I would add that Richwine and Biggs just came out with an op-ed in the Wall Street Journal which found that government workers (teachers were not included) put in about a month less time on the job every year than do private-sector workers. They wrote:

“Based on the most detailed and objective data set available, the private sector really does work more than the public sector. This fact may hold different lessons for different people, but our own take is simple: Before we ask private-sector employees to work more to support government, government itself should work as much as the private sector.”

In sum, government workers get paid 30 percent more than private sector-workers, but work 8 percent (one month) less. Nice part-time work for full-time pay if you can get it.

However, I’m also mindful of the old libertarian maxim, “We’re lucky we don’t get all the government we pay for.” I would be happy if every regulator in the state, even while getting paid their hefty salaries and benefits, stayed home and played video games.

Widening pay gap

Back to the PRI study by Winegarden. He also found, “California’s government compensation premium over California’s private sector is widening.” That means:

“The benefit premium of state and local government workers is not a new phenomenon …. over the past 40-plus years California’s government compensation premium relative to California’s private sector compensation levels has been growing and is currently near historic highs.”

Even as the private sector that pays for everything through record-high taxes shrinks, the government sector that lives off it keeps growing.

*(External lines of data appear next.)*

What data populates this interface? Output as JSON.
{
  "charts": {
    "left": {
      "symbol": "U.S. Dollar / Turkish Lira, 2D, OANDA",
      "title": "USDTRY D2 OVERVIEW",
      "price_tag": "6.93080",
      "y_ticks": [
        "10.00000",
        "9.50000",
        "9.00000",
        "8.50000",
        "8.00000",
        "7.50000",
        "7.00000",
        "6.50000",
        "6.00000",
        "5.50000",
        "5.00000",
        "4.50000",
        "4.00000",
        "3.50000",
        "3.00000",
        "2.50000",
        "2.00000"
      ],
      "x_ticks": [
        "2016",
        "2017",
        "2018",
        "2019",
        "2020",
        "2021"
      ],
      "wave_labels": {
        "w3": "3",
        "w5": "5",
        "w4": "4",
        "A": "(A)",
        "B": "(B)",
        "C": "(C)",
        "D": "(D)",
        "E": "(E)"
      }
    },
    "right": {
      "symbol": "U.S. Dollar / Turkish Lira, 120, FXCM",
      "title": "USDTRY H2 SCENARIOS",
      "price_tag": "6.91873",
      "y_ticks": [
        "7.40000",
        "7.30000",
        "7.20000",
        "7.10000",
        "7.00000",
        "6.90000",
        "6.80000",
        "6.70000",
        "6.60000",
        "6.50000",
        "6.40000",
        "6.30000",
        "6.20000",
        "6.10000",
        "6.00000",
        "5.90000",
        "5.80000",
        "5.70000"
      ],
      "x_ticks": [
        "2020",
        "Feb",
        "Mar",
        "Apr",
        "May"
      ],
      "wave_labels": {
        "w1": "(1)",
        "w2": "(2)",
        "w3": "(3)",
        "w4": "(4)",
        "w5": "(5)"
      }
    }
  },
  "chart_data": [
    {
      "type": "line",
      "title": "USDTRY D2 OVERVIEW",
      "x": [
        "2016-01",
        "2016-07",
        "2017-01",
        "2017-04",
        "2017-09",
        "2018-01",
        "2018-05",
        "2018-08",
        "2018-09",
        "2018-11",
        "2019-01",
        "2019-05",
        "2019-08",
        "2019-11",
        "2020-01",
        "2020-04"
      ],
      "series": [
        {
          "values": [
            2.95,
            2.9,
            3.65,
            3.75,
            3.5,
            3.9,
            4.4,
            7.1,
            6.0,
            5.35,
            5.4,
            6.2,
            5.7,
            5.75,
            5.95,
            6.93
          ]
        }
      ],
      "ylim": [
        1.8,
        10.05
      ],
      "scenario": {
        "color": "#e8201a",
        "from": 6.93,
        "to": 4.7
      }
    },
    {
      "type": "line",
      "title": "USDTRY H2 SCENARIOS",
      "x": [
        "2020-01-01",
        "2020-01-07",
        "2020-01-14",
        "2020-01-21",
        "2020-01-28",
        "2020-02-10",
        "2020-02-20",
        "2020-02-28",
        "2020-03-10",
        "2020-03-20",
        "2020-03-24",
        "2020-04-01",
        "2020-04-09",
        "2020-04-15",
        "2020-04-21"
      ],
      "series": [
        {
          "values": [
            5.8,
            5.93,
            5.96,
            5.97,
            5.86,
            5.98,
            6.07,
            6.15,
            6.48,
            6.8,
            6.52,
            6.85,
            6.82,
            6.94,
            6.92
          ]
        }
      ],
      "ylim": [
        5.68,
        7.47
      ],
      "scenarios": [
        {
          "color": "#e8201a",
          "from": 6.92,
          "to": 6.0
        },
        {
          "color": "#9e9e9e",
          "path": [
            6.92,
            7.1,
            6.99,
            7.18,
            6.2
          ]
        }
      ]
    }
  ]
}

Compensation higher than other states

Winegarden also found, “California’s government compensation premium relative to other states cannot be justified based on California’s relatively higher incomes and cost of living.”

Certainly, California’s cost of living is higher than in other states — in part because of the high cost of taxation and the regulations imposed by all those highly compensated functionaries.

But Winegarden wrote:

“State and local government workers in California receive a compensation premium over state and local government workers in Texas and the U.S. that is consistently greater than the compensation premium received by California’s private sector workers compared to private sector workers in Texas and the U.S.”

That makes sense. If you’re in the private sector, you’re competing against not only other Americans, but all 7 billion people on the globe. If costs go up, then worker pay has to go down — or the company moves to another state or country, or goes broke.

By contrast, when government costs go up, taxes are raised — as we just saw with the passage of Proposition 30 and Proposition 39, as well as scores of local taxes and bonds.

There is some check on government because departing businesses and workers then don’t pay taxes in the place from which they were exiled. But that check usually takes a few years to dig in. And governments also commonly meet funding crises by cutting services, such as parks and roads, rather than reducing generous employee pay, perks, pleasures and pensions.

Excessive and growing

Winegarden concluded, “[T]he evidence regarding California’s state and local government compensation costs are clear: when all benefits are included, these costs are excessive and growing.”

The reasons:

“California implements policies that encourage excessive compensation. These policies include mandating collective bargaining, empowering public sector unions, and, in some areas, mandating binding arbitrations. These policies have led to practices such as excessive pension spiking, low retirement ages, covering health care services during retirement, generous pension levels, and permitting the practice of receiving both a government pension and a government salary. When coupled with the declining asset values of California’s pension system, these trends have created a crisis waiting to happen.”

So, that’s how it is as we rush toward 2013. The private sector shrivels under the immense burden of government, even as the government functionaries work less and are paid more — and as taxes are jacked up to record levels to pay for everything.

Until the system falls down and all Jerry Brown’s horses and all the unions’ men couldn’t put it together again.